A data catalog is a solid step toward making your company a data-first, data-enabled organization, with data intelligence open and accessible to users on all levels.
A data catalog leverages the metadata about an organization’s entire body of data assets to create entries that concentrate all relevant information about a data asset in one place. Each entry includes definitions, descriptions, ratings, responsible individuals, and more, making it simple to search for and identify the data assets you need for any given purpose.
Data catalogs provide the following benefits:
Clearly defined data
No more confusion about what data assets represent. The essence of an enterprise data catalog is the definitions of the assets. Powerful and intuitive search functionality makes finding and understanding any data asset within the reach of any user.
A single, coordinated source of truth
Multiple source systems or siloed data can often lead to inconsistencies in how data assets are used or what they mean. By bringing the information about your data assets together in one platform, the creation of a data catalog can iron out the inconsistencies, and ongoing management will keep it consistent and coordinated. When a data catalog is automated, it can both create and update itself, minimizing human involvement in the data catalog management.
Easily accessible information about data use and accuracy
With most organizations exploding with data, finding a data asset to use for analytics or reporting isn’t the problem; it’s picking out the right data assets for the job at hand. Good data catalogs include usage statistics as well as user ratings and reviews, simplifying your decision.

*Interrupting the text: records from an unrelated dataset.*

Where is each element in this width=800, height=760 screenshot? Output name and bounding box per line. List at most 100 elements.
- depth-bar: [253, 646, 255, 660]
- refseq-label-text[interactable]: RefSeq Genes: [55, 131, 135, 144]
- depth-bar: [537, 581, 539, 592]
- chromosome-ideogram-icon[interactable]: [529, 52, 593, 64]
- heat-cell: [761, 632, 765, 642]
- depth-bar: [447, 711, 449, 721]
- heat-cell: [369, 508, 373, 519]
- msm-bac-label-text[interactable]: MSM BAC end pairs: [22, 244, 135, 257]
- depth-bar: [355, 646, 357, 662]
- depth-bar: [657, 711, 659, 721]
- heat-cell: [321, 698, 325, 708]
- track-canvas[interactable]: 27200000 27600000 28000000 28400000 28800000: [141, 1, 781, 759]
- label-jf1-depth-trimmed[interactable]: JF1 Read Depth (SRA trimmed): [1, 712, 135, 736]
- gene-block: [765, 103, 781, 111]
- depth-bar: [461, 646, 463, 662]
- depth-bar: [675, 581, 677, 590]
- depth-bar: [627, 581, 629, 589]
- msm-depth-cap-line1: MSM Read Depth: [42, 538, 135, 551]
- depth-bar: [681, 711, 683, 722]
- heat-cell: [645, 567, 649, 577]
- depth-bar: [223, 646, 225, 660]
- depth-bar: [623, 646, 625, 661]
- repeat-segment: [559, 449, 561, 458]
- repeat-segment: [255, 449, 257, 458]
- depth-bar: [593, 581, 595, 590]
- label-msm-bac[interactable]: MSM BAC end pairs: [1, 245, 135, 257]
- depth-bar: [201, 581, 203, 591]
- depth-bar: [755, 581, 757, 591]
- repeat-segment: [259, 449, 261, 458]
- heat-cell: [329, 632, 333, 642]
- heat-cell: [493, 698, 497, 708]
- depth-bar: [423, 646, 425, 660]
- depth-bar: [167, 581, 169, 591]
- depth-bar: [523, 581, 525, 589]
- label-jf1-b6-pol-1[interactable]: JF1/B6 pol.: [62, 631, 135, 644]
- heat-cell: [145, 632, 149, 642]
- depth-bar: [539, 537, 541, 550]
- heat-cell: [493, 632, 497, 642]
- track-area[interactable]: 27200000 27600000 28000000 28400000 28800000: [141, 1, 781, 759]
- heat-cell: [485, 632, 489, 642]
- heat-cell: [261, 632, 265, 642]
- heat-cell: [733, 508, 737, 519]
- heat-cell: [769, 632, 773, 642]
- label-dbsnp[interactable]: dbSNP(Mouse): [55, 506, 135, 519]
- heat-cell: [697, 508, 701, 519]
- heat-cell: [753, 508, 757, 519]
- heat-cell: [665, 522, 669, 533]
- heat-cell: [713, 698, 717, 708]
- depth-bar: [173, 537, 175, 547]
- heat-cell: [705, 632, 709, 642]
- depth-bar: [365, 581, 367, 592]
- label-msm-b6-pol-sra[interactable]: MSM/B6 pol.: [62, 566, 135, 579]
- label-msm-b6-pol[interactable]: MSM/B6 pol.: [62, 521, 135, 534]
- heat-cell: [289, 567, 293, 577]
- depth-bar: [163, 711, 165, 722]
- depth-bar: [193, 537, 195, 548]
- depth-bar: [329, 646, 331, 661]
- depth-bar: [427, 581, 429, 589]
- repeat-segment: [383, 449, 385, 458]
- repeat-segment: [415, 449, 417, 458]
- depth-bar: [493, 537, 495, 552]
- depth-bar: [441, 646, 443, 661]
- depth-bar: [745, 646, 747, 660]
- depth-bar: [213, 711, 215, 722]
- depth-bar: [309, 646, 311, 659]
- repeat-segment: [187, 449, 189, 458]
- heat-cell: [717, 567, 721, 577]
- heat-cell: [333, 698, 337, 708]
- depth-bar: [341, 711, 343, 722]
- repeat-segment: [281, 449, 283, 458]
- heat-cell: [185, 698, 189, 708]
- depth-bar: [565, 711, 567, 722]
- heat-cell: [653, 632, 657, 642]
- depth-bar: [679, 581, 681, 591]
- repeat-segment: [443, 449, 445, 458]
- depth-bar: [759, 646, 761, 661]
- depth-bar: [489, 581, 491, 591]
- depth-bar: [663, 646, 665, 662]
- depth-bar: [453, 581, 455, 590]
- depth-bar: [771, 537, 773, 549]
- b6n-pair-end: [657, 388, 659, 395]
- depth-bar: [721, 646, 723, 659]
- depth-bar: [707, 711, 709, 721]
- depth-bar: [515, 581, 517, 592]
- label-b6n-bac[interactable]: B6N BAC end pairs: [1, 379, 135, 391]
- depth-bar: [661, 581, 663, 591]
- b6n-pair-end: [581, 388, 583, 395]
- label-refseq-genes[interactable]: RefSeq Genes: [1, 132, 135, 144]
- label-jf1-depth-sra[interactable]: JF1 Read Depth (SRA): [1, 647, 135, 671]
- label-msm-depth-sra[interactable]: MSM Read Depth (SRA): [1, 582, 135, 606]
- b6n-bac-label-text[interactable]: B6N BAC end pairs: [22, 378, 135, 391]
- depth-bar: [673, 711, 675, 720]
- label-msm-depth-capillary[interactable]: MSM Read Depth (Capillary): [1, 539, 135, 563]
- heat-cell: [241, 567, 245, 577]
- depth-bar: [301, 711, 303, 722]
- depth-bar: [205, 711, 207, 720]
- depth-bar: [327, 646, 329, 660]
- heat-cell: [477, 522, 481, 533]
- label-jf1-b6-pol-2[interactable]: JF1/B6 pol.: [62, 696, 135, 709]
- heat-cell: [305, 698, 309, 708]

Preserved tribal knowledge
When a data catalog contains collaborative tools, enabling users to communicate about data assets within the catalog entries, this communication is concentrated in a known place and preserved for the future. This saves future users time (no need to track down someone who can answer your question; the question was asked two years ago, and it and its answer are still right there!), and in some cases may be the only way a user could get an answer (for example, if the original subject matter expert is no longer with the organization).